La cosa interessante che possiamo rilevare, riesaminando criticamente i diversi approcci all’agire umano delle diverse scuole greche di filosofia (in particolare degli epicurei, degli stoici e degli aristotelici, ma la cosa vale anche per Socrate, per i platonici, per gli scettici, per i cinici ecc.), è che in tutti gli approcci è fondamentale, dopo aver riconosciuto ciò che è bene fare, non tanto volerlo fare (come abbiamo visto, per l’intellettualismo etico, la volontà non ha autonomia rispetto all’intelligenza), quanto esercitarsi a praticarlo, sviluppando la cosiddetta “virtù” (in greco “areté“), ossia la disposizione costante (o habitus, abitudine) ad agire bene (che si contrappone al vizio, cioè l’abitudine ad agire male).
N. B. La virtù richiede esercizio e fatica, come il salire una china, mentre il vizio è facile, come scendere a valle.
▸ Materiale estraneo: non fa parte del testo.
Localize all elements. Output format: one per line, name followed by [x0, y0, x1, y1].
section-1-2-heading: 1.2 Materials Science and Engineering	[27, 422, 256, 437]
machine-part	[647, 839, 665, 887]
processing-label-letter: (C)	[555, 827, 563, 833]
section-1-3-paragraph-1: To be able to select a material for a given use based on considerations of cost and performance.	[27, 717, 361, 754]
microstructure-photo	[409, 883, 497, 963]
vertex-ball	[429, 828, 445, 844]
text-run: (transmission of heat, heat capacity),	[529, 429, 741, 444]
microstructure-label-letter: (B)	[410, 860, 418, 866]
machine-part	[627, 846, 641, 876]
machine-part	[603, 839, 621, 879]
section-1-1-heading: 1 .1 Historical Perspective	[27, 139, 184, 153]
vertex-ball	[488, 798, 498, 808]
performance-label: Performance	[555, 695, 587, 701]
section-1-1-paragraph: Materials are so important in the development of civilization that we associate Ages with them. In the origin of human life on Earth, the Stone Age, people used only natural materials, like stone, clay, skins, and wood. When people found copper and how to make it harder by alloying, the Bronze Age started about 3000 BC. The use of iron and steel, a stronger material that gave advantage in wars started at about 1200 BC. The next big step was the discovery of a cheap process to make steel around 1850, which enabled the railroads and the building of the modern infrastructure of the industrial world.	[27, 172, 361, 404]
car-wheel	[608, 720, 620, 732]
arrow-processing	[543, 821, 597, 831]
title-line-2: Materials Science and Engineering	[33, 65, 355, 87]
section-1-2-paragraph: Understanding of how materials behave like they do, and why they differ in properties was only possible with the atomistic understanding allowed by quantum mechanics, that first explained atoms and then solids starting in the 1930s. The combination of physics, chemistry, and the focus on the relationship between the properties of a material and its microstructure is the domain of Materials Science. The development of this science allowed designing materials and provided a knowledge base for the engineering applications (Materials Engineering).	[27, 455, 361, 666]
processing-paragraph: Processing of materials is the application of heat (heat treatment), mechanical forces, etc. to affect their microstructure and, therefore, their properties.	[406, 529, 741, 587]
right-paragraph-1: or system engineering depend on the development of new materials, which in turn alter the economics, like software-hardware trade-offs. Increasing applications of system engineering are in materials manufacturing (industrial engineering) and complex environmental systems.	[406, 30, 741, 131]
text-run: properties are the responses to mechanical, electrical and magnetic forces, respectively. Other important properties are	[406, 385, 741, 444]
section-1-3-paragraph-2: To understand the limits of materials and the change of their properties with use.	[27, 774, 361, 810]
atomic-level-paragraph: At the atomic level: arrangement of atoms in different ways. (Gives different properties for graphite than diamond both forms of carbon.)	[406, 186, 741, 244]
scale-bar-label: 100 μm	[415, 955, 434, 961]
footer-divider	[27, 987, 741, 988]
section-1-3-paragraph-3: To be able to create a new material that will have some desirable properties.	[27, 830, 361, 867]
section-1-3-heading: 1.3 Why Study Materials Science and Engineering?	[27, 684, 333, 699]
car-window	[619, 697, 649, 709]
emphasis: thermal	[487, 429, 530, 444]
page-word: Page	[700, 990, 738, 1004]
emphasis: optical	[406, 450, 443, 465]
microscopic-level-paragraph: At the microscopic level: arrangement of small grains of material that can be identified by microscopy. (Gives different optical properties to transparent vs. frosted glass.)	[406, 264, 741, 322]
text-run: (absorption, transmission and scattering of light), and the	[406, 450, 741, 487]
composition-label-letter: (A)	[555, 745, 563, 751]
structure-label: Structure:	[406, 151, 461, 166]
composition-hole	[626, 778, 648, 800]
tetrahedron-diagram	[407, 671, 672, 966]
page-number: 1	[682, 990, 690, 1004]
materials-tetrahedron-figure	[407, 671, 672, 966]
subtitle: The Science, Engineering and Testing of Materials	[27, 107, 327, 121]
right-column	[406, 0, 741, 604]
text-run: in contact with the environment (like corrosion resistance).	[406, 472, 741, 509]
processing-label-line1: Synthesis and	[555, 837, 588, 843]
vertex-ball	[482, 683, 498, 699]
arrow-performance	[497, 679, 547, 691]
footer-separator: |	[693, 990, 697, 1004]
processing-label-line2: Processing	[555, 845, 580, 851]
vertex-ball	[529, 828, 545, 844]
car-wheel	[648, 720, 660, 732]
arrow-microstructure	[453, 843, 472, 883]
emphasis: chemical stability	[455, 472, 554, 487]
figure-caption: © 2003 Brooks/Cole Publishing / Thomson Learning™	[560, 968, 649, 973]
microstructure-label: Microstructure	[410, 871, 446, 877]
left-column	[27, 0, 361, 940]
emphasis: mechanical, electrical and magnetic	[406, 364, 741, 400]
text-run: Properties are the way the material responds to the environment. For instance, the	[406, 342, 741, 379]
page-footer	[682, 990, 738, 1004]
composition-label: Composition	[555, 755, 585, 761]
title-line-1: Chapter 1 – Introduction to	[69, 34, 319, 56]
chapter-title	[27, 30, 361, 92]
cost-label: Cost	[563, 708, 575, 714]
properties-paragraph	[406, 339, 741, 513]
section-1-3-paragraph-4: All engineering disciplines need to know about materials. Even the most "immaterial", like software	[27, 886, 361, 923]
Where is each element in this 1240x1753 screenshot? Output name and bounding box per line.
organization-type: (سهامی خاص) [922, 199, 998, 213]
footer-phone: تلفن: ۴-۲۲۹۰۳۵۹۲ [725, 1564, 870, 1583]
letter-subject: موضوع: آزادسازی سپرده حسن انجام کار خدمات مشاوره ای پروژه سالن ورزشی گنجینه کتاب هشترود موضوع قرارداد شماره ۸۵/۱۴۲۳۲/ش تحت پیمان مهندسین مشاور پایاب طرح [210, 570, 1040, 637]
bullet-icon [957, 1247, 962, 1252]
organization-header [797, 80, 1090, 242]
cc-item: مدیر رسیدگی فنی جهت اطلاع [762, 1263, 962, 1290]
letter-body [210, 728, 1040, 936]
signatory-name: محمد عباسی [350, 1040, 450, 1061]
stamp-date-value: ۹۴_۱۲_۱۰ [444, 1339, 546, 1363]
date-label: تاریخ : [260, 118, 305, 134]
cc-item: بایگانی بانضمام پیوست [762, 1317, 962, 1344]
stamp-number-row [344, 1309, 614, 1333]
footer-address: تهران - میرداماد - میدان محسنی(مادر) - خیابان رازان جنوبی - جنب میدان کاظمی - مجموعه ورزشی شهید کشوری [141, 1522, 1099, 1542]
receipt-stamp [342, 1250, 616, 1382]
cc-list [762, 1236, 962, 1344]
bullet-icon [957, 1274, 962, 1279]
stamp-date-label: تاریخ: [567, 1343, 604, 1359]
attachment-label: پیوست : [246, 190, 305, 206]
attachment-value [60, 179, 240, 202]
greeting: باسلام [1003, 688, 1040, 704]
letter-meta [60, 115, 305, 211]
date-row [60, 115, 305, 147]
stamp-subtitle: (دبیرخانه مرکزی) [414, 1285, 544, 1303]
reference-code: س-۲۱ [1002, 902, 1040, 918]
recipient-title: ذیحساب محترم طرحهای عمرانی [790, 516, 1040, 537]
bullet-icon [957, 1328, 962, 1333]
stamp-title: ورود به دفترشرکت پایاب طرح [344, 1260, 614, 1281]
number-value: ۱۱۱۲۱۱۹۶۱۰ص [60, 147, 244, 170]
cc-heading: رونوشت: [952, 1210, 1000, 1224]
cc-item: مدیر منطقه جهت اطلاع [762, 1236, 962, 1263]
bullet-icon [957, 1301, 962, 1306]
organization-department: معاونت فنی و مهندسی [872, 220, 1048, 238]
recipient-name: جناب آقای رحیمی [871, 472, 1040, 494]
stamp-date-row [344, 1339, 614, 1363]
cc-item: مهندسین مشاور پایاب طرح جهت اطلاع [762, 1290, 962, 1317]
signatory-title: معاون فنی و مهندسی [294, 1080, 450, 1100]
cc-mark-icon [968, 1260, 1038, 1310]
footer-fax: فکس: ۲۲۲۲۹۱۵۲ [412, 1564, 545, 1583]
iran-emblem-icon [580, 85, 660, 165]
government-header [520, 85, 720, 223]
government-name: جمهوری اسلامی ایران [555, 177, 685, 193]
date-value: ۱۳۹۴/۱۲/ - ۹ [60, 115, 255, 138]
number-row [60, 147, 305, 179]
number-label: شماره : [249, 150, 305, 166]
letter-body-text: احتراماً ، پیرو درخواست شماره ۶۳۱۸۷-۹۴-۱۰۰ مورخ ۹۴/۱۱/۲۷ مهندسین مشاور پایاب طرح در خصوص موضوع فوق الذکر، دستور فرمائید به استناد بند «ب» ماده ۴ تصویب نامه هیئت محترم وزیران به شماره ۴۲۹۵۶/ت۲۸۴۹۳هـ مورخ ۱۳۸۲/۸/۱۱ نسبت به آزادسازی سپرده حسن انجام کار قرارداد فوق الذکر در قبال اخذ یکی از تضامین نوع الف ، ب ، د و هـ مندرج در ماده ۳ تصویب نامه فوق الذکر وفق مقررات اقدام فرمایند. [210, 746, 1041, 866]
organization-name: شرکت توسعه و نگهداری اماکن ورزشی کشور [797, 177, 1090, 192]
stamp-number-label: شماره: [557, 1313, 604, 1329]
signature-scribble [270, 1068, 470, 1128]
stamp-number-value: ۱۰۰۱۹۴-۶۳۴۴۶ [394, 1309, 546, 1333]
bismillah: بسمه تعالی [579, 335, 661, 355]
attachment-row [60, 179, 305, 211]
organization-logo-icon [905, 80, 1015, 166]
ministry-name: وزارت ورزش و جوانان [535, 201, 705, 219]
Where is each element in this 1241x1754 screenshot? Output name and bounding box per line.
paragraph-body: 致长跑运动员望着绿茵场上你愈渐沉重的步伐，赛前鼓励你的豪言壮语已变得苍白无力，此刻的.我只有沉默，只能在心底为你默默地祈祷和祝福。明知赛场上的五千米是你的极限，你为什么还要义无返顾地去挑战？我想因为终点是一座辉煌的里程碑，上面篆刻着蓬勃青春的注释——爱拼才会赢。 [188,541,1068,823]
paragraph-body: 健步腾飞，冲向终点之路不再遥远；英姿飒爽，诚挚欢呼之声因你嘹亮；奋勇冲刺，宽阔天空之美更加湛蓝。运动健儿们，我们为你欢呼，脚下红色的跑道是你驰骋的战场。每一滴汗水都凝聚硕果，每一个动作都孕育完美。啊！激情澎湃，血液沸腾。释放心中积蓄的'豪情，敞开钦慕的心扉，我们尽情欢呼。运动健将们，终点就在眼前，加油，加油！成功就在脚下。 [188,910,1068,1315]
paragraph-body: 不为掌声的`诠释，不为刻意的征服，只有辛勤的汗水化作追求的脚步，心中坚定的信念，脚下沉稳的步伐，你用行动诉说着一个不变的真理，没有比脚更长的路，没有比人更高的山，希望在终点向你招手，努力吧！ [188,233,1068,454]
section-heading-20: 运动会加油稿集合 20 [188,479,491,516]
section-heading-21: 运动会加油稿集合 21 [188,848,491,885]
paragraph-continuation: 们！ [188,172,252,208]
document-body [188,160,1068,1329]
Tuttavia, entrambi, una volta consolidati, costituiscono una “seconda natura” da cui è difficile liberarsi, come non ci può liberare dalla prima natura (dal proprio corpo).
La differenza tra le diverse scuole riguarda soprattutto la funzione della virtù, intesa come un mezzo per gli epicurei, come un fine per gli stoici, come un mezzo e come un fine (a seconda che si tratti di virtù etica o di virtù razionale) per gli aristotelici.
Un’altra differenza riguarda il rapporto con le passioni (amore, odio, ira, gelosia ecc.): se per stoici ed epicurei, data l’autosufficienza della ragione, esse vanno del tutto ignorate (a-patia), per gli aristotelici (come per i platonici) è sufficiente conferire ad esse la “giusta misura” (metrio-patia), poiché tali passioni costituiscono, in un certo senso, il “motore” dell’azione umana.
Il risultato di tutto questo è che, se con un’immaginaria “macchina del tempo” si sbarcasse nell’Atene del II sec. a. C. (o a Roma nel II sec. d. C.), non potremmo facilmente comprendere dal comportamento di un filosofo a quale scuola appartenga. Per scoprirlo (posto che il “gioco” vieti di chiedergli espressamente la scuola di appartenenza), dovremmo interrogarlo e chiedergli le ragioni per cui fa quello che fa.